Lain halnya dengan Tajriani yang berasal dari Polewali Mandar. Perempuan lulusan Psikologi, Universitas Makassar ini banyak bekerja dalam wilayah Mandar. Tajri juga aktif dalam pengajaran melalui kegiatan Nusa Pustaka, berlayar untuk membagikan buku dan mengajar ke daerah-daerah pelosok di Sulawesi. Selain itu, Tajri juga ahli dalam bermain kecapi yang membawanya untuk tampil dalam berbagai pertunjukan musik. Salah satu penampilannya adalah di Bangkok dalam acara “Wonderful Indonesia Festival” tahun 2018.

Sesuai dengan disiplin ilmu yang dikuasainya, untuk program Residensi Kelana ini, Tajri meriset tentang tradisi yang memengaruhi psikologis masyarakat setempat. Awalnya ia ingin mencari tahu lagu-lagu pengantar tidur anak-anak. Namun ketika berada di Rumah panjang Sintang dan melakukan wawancara, ia menemukan bahwa lagu-lagu tersebut sudah tidak dinyanyikan lagi. Bahkan masyarakat sudah tidak lagi hafal lagu pengantar tidur untuk anak-anak.

Karena itu ia merubah fokus yang semula ingin diangkatnya, lalu memilih untuk mendalami tradisi lisan, terutama lagu-lagu dan ritual untuk menanam padi. Ia pun mulai berinteraksi dan mengamati keseharian para petani di ladang.

Menurutnya, sesuatu yang inti dari kehidupan adalah bagaimana cara masyarakat mengisi perutnya, karena hal tersebut turut memengaruhi tradisi yang ada. Rencananya karya yang akan ia tampilkan di Biennale Jogja mendatang adalah berupa audio, video, dan seni intalasi. Bagi Tajri, program Residensi Kelana penting baginya untuk belajar dan berinteraksi dengan masyarakat yang ada di luar budayanya. Lewat residensi ini, ia juga bisa melihat bagaimana cara hidup orang lain.

Kurator Biennale Jogja XV Arham Rahman menjelaskan bahwa poin dari program ini adalah untuk melihat kembali dan berusaha mencari narasi lain yang telah memudar, dan nyaris dilupakan terutama karena efek kolonialisme dan kemunculan nasionalisme (nation-state).

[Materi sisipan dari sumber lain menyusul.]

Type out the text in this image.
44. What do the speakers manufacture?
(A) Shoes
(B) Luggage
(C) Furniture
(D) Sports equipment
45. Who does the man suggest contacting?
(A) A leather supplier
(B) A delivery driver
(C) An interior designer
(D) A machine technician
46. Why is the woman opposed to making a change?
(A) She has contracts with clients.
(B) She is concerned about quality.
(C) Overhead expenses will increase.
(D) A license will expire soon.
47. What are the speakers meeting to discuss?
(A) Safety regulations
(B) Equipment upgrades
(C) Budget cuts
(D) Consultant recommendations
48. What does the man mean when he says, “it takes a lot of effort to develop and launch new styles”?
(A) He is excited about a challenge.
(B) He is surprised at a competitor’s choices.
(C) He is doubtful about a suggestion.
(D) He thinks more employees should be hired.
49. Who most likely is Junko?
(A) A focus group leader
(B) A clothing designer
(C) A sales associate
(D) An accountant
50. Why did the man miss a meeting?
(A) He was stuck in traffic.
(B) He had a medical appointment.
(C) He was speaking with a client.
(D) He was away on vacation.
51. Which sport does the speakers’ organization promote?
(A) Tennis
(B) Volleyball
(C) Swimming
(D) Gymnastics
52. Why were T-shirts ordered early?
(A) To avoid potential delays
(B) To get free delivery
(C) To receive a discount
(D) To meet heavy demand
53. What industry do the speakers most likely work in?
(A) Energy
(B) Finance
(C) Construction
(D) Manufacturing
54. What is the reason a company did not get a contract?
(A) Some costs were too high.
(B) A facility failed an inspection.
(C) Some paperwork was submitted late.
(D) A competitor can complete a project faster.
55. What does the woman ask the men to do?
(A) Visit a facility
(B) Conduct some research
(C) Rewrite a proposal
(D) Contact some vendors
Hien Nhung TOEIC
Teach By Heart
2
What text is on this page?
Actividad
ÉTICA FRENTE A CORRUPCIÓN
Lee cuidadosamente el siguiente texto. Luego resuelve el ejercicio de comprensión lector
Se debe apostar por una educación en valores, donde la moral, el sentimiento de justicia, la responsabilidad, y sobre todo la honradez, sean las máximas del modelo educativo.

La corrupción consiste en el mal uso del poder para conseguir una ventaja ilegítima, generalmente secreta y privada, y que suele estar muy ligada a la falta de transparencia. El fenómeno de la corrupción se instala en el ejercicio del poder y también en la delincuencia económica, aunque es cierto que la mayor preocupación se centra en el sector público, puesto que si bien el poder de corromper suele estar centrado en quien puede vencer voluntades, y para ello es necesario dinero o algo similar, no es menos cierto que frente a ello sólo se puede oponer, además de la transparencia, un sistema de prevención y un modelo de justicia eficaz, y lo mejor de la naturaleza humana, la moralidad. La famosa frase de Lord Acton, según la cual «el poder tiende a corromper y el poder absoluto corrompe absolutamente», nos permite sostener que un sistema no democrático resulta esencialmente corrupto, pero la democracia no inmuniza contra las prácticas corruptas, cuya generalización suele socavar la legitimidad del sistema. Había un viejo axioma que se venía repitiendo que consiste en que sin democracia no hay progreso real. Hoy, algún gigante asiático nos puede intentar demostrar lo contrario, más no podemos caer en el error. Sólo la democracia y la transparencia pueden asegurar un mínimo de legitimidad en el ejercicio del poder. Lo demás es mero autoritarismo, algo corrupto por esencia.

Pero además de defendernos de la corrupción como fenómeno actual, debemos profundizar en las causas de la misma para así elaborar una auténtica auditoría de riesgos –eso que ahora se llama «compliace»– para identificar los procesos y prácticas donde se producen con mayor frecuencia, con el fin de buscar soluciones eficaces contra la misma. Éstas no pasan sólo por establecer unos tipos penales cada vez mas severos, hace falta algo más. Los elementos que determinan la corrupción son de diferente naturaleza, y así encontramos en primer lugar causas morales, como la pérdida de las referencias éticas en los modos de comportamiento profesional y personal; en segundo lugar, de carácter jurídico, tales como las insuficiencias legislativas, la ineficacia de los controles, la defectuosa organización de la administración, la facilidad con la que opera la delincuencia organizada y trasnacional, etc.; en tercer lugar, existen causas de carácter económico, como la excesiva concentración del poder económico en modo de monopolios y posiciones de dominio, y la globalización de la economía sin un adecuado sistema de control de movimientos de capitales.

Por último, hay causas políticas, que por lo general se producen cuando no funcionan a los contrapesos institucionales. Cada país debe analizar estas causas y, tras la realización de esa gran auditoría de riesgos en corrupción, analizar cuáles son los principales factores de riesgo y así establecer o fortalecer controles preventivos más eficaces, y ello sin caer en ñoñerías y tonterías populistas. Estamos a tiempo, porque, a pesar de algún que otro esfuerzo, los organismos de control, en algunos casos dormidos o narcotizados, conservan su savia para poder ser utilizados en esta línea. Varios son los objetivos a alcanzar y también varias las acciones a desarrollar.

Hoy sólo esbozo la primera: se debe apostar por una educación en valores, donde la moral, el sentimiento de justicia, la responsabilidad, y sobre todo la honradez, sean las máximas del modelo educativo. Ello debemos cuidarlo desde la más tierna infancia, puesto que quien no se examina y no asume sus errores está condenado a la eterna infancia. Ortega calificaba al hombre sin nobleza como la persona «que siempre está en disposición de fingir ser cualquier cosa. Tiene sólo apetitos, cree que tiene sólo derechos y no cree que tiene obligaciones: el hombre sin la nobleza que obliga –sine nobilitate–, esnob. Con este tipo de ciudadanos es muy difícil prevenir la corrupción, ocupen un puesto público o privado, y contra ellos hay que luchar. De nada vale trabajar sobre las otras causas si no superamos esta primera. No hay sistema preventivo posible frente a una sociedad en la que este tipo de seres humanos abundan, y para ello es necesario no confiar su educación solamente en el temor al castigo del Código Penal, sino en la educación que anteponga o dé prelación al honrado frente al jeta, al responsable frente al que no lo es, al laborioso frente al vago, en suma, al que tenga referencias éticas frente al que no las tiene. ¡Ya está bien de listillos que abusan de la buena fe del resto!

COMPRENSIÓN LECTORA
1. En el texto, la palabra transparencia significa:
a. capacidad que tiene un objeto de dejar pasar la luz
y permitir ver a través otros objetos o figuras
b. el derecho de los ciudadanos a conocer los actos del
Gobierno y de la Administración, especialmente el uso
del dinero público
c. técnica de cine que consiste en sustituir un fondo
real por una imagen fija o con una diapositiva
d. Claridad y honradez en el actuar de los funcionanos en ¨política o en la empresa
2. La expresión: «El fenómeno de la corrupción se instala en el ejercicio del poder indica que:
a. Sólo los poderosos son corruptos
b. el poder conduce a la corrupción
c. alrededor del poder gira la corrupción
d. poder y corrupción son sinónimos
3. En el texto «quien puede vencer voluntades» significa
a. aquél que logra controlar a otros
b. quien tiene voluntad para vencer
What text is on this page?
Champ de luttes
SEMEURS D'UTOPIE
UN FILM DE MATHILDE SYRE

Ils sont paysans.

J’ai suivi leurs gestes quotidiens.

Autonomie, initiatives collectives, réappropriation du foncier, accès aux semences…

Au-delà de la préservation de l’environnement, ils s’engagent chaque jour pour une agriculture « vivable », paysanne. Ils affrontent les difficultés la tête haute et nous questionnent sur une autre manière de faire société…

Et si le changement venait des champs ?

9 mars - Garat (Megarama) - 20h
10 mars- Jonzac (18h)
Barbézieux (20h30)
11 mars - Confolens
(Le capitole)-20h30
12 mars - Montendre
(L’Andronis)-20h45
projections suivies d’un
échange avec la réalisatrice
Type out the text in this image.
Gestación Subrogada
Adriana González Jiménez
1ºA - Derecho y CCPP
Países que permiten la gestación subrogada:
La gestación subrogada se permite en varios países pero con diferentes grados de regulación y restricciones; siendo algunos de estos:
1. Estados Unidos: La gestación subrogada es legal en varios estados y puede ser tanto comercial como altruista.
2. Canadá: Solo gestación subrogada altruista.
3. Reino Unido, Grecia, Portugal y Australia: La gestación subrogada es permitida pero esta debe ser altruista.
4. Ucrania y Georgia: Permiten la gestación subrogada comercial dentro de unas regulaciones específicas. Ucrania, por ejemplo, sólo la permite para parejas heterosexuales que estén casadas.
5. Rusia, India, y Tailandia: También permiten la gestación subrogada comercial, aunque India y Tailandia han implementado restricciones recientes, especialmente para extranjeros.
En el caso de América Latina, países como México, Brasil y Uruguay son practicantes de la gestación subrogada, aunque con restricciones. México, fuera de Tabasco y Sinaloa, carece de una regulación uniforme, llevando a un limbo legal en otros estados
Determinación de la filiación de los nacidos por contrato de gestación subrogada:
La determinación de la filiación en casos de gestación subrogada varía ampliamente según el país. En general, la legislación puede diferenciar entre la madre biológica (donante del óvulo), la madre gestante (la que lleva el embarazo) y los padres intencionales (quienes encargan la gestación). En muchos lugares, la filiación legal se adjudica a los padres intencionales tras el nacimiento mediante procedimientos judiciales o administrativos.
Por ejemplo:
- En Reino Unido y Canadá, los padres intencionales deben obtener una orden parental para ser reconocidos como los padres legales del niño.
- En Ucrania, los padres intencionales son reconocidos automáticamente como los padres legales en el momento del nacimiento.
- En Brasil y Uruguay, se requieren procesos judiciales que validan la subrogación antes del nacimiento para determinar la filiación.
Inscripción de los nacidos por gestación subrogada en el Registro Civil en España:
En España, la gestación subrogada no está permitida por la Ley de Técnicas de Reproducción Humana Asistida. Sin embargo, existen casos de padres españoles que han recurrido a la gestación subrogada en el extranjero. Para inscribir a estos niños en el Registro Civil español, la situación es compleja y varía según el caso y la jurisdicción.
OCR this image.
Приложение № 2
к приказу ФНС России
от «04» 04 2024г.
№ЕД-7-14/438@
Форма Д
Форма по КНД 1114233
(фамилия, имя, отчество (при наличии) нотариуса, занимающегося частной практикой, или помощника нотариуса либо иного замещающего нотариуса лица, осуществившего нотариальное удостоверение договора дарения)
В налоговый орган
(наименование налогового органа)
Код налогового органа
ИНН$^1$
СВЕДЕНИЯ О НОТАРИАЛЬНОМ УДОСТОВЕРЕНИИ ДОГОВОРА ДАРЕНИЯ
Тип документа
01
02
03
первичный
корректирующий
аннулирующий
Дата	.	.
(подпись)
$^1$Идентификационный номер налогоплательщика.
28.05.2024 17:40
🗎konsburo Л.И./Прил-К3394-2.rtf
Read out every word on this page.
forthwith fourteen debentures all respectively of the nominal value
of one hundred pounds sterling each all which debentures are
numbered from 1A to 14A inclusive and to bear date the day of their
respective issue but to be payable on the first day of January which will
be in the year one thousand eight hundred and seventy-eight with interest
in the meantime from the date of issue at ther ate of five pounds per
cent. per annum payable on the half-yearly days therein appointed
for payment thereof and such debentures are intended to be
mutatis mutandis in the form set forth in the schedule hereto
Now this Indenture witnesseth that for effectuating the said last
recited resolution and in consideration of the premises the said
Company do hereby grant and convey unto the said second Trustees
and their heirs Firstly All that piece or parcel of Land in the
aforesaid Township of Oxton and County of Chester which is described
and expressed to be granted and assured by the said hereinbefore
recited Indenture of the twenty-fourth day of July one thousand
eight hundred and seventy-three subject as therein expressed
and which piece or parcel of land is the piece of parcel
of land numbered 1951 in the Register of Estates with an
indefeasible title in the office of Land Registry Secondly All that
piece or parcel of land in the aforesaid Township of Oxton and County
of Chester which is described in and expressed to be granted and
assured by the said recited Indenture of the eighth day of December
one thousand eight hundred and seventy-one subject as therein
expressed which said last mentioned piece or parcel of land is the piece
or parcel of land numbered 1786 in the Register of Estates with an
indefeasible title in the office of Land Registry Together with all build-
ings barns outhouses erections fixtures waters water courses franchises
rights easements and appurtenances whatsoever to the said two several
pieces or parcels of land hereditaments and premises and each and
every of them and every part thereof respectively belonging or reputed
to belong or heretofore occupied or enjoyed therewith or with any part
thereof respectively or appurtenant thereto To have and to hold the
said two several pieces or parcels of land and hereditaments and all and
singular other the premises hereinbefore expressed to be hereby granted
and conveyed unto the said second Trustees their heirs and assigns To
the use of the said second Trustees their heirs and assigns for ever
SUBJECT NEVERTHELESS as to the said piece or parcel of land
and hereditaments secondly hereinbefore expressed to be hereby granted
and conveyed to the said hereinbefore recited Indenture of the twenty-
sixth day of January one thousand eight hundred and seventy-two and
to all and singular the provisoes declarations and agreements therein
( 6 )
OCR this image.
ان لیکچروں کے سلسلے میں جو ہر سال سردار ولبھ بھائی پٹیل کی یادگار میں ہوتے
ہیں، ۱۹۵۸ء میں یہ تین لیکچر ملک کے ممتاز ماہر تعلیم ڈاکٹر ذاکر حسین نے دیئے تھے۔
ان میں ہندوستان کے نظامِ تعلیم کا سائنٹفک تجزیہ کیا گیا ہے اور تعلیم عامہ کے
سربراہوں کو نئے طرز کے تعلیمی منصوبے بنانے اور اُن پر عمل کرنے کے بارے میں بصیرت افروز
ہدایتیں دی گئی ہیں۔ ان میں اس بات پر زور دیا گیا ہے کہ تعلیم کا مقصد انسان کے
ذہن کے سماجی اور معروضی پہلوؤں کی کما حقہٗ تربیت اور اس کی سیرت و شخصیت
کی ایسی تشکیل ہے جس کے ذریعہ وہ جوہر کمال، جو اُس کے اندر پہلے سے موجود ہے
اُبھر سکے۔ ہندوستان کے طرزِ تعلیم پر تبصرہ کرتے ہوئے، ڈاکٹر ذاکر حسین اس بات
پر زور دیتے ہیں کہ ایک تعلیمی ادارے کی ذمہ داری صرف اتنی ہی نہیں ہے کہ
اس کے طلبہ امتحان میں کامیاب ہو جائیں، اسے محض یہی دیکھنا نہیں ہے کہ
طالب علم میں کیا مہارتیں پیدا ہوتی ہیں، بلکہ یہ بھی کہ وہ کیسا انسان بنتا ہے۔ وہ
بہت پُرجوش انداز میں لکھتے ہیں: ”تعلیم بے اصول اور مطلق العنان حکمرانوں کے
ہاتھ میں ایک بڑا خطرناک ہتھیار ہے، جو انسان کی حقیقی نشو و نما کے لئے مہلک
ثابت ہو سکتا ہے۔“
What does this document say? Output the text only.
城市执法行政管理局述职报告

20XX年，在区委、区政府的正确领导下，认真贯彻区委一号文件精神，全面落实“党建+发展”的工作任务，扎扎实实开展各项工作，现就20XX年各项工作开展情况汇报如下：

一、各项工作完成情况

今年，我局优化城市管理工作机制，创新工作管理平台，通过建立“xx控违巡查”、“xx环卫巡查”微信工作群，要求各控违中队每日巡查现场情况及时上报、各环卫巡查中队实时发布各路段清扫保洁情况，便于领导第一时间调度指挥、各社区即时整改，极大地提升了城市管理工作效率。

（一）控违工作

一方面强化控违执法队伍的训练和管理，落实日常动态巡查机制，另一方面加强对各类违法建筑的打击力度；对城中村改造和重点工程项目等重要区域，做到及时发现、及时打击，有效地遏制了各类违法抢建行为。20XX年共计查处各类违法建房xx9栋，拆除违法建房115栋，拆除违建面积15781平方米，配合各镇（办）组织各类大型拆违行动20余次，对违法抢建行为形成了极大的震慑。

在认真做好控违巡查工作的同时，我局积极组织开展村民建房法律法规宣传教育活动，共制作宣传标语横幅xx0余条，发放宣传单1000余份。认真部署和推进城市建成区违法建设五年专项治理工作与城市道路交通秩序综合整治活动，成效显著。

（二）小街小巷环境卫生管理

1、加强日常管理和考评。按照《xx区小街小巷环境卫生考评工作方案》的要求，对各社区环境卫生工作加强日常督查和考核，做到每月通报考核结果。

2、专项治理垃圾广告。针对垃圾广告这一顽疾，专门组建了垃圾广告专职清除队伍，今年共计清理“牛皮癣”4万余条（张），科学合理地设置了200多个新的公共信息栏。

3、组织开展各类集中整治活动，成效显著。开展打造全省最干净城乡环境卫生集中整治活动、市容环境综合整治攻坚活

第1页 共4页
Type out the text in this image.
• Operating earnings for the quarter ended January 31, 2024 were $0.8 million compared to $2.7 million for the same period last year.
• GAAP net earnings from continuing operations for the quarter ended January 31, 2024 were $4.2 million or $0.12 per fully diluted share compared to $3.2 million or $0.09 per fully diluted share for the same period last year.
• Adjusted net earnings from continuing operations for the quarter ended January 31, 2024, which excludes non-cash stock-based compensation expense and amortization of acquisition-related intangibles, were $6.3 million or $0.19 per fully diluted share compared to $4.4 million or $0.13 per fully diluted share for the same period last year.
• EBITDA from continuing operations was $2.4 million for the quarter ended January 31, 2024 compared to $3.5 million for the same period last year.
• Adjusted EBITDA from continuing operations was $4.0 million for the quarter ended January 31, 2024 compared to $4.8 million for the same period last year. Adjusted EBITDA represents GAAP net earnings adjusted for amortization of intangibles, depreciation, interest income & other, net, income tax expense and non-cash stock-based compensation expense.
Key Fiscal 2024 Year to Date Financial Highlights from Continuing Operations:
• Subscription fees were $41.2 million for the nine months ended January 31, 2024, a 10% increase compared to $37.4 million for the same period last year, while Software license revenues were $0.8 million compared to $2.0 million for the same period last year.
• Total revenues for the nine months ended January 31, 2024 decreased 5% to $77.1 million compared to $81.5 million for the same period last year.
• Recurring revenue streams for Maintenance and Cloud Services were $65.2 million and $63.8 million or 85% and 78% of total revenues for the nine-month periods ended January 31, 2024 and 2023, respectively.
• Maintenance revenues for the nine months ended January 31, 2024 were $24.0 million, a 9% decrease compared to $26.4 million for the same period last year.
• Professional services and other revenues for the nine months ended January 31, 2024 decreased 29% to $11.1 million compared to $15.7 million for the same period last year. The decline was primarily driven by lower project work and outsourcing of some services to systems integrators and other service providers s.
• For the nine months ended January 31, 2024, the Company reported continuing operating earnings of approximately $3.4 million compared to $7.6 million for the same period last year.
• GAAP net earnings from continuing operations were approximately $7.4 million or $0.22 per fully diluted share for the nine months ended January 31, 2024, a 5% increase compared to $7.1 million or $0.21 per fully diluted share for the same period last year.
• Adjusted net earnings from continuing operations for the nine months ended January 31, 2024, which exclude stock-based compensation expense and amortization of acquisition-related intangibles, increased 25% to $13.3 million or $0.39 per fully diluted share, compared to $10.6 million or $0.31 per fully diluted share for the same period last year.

Residensi Kelana yang diselenggarakan bersama dengan Cemeti Institute for the Arts and Society ini berusaha menjangkau tiga wilayah dan tiga pendekatan yang berbeda, yakni Sumatera (susur darat), Kalimantan (susur sungai), dan Sulawesi Barat (susur laut). Narasi tentang darat, sungai, dan laut menjadi titik sentral residensi ini.

Setiap seniman didorong untuk mencari dan mengeksplorasi narasi jenis apa yang ada pada saat sebelum/semasa era kolonial dan kini telah diabaikan, disembunyikan, dan tidak dibicarakan di wilayah-wilayah yang mereka susuri. (*)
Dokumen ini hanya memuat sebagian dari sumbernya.